Watch Takata's Defective Airbags Explode in Slow Motion

To figure out why airbags are sending dangerous shards into passengers, researchers are blowing them up over and over again.

Yesterday, the National Highway Traffic Safety Administration announced that it has expanded its investigation into defective Takata airbags that have prompted the recall of more than 19 million vehicles manufactured by 12 automakers. The airbags---as you can see in this dramatic video shown during yesterday's briefing---sometimes explode instead of inflate, showering passengers with potentially deadly shards of plastic and metal.

The number of recalled cars stood closer to 8 million one year ago, but the investigation continues to pull in more airbags and potentially affected vehicles. Originally, regulators focused on driver and front passenger airbags, but they now will investigate side airbags and newer cars that weren't included in the first pass. That means manufacturers may recall stilll more cars.

And that means they have to test even more, too. As the number of potentially affected vehicles expands, so does the type and quantity of airbags that must be analyzed. And while Takata has been conducting its own investigation of the root causes of its airbag failures, regulators have hired research organizations like Battelle---which filmed the video above of one of its airbag tests---to develop their own analytics.

Battelle in particular is working on large lot tests---procedures that allow it to test dozens of airbags in rapid succession, instead of one-off tests like the one above. "With such a catastrophic potential for failure, the only option is to test a large number of inflators," says Ben Pierce, who runs Battelle's transportation research group. While Takata might test 4,000 airbags in a week, Pierce says, Battelle's procedure can run through a couple thousand in a day.

To develop those large-scale tests, Battelle uses a big blast chamber in West Jefferson, Ohio. Built of concrete, its domed structure has foot-thick walls to shield workers during airbag inflations and other high-energy tests, from examining hydrogen fuel tanks to analyzing ballistics. "We put rack after rack after rack of inflators in there and set them off one at a time," says Pierce. "It's loud: You can feel it, you can hear it. It's disturbing, quite honestly."

While the National Highway Traffic Safety Administration hasn't explicitly tasked Battelle with identifying the root cause of the airbags' explosive malfunction---just designing tests---its experimental procedures offer some hints. That domed blast chamber is outfitted with pressure sensors and slow-motion cameras, and every inflator Battelle tests gets a CT scan before ignition.

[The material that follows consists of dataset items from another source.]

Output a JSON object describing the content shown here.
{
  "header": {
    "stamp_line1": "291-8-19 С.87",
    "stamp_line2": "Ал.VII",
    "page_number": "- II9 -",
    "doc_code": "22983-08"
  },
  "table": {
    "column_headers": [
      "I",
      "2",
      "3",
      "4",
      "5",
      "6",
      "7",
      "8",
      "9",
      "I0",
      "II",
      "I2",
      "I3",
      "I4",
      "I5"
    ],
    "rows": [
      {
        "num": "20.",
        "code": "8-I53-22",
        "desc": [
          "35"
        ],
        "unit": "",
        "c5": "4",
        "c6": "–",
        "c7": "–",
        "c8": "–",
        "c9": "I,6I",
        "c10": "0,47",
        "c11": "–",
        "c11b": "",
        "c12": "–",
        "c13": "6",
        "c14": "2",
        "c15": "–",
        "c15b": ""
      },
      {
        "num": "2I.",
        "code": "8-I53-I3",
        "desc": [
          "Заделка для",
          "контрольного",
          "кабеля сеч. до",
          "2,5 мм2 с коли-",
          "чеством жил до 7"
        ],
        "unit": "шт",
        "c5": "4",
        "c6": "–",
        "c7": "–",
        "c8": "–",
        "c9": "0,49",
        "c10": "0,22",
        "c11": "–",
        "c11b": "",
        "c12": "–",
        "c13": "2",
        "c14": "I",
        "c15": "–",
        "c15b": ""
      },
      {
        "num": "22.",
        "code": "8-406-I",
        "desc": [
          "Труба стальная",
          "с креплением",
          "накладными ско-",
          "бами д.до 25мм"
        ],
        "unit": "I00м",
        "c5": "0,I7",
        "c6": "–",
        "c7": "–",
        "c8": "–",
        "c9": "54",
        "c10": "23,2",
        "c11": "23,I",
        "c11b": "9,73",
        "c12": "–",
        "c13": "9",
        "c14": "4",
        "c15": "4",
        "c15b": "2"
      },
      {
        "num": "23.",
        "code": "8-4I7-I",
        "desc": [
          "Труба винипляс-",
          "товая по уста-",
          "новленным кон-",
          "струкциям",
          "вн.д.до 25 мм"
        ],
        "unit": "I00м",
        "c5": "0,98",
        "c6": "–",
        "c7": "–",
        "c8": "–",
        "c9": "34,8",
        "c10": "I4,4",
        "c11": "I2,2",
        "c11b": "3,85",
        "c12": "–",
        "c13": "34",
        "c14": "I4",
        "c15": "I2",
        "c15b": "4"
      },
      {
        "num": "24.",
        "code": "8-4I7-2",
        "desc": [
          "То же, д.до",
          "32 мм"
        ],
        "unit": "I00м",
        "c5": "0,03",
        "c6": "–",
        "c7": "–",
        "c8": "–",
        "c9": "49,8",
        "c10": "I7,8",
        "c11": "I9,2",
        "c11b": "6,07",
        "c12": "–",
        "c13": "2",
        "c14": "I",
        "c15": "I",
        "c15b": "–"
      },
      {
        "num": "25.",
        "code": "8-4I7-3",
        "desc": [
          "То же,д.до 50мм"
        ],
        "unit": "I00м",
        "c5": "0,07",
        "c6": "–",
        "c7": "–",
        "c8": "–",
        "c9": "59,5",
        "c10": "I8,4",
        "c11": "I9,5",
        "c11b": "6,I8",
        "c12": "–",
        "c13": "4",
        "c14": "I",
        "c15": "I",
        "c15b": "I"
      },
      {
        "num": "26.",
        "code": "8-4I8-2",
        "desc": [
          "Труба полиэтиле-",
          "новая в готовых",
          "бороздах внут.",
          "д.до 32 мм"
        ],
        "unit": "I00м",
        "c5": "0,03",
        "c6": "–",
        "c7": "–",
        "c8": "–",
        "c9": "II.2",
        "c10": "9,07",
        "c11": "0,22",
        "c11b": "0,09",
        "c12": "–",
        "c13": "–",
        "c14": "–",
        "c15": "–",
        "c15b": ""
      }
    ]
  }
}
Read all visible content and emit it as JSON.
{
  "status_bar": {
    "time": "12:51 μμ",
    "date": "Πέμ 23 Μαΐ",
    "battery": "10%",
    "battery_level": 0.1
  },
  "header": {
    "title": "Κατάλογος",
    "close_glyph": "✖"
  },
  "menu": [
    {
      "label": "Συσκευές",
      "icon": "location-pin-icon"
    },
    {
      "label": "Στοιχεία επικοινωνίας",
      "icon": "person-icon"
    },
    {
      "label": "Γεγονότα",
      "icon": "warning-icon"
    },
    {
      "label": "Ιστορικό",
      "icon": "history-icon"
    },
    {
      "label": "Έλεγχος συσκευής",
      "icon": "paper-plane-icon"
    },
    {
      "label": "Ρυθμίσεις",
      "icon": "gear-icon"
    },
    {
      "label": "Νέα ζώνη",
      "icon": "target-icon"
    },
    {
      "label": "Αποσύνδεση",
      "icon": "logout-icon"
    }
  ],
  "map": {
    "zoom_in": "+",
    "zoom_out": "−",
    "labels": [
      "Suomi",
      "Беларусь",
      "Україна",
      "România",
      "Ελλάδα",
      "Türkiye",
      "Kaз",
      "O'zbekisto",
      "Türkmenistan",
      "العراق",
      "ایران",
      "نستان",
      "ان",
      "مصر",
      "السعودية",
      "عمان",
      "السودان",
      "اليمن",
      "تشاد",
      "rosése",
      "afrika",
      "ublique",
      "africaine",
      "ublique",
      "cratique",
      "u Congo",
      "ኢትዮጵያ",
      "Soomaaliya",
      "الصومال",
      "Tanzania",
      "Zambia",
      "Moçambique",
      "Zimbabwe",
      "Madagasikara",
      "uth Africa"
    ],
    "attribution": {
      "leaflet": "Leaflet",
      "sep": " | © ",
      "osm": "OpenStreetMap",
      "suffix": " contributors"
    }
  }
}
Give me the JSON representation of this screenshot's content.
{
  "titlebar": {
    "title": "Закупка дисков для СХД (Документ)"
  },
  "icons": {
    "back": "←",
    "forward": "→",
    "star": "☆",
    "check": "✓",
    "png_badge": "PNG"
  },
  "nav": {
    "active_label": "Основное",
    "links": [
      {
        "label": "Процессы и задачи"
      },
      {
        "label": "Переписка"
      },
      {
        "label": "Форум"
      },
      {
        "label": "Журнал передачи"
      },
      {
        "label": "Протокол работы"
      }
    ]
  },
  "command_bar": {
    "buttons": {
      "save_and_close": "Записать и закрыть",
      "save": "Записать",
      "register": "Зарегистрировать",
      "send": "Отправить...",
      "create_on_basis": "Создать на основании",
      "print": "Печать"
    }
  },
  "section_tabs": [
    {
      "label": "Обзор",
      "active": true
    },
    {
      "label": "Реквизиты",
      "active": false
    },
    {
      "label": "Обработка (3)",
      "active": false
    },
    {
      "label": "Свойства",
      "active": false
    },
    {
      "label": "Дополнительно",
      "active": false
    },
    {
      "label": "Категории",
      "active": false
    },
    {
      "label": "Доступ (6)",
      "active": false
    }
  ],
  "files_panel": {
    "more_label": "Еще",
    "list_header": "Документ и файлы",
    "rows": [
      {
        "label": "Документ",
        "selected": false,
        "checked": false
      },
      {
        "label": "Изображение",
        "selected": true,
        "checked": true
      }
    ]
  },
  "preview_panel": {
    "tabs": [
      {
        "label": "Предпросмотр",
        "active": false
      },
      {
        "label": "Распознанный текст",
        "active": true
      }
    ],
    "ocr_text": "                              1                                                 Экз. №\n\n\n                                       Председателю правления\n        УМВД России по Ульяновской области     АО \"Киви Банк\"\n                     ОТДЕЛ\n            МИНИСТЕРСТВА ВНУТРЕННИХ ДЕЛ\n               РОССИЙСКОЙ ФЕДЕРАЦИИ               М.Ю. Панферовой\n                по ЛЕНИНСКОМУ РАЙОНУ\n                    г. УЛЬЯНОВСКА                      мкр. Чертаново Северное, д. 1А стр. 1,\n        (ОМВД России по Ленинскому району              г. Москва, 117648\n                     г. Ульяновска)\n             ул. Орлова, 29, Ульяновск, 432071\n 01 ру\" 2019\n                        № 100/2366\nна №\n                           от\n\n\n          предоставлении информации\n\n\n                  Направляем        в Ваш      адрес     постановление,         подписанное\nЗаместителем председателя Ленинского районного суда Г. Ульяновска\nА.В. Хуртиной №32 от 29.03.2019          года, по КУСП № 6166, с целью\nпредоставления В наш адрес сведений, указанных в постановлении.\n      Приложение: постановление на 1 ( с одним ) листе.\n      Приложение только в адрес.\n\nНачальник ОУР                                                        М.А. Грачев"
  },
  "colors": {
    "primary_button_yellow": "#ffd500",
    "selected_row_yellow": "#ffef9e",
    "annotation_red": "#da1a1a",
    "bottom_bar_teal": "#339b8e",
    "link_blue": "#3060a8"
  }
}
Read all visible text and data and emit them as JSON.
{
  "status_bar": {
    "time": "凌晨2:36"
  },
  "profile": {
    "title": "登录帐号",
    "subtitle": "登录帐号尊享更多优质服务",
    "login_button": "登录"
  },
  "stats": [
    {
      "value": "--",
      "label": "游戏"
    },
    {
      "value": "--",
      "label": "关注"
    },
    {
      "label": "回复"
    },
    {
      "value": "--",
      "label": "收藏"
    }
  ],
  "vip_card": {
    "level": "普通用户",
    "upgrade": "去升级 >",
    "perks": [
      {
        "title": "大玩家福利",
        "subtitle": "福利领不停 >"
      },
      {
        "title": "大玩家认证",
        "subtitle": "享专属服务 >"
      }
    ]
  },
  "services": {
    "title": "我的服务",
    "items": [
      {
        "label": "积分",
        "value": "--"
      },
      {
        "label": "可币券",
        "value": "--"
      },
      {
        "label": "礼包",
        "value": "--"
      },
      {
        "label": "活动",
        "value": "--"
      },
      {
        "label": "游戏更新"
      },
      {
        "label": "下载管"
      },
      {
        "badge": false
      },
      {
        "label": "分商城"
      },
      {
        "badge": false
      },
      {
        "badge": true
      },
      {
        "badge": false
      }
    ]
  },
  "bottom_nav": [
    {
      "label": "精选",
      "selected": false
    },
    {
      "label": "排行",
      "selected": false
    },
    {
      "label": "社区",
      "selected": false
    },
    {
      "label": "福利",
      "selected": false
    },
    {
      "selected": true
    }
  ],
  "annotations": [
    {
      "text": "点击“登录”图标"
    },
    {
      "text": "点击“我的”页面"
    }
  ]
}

That CT scan is perhaps most likely to reveal information about the defective inflators. "The way an airbag works," Pierce explains, "is there’s a charge that builds pressure, and it launches the airbag out." That charge is a small wafer of ammonium nitrate, and it's not supposed to be explosive---it's simply supposed to expand rapidly as a gas, propelling the airbag out.

But in a certain proportion of Takata's airbags, "there’s some reason that that explosive charge, instead of launching it normally, it ruptures the metal wall of the container that’s holding the charge," says Pierce, creating hazardous shards just a foot or two from passengers. In the course of creating its high-throughput tests, Battelle has noticed that wafers that are deformed or larger than usual---as they appear in those pre-test CT scans---are more likely to rupture violently.

Takata has emphasized the role of degradation in the defects; its internal tests suggest that high heat and humidity can degrade the ammonium nitrate wafers over time, potentially leading to failure. But a recent side airbag rupture in a 2015 model Volkswagen calls that explanation into question. Neither Takata nor regulators seem to know exactly what's behind the failures---and the only path forward is lots more pyrotechnics.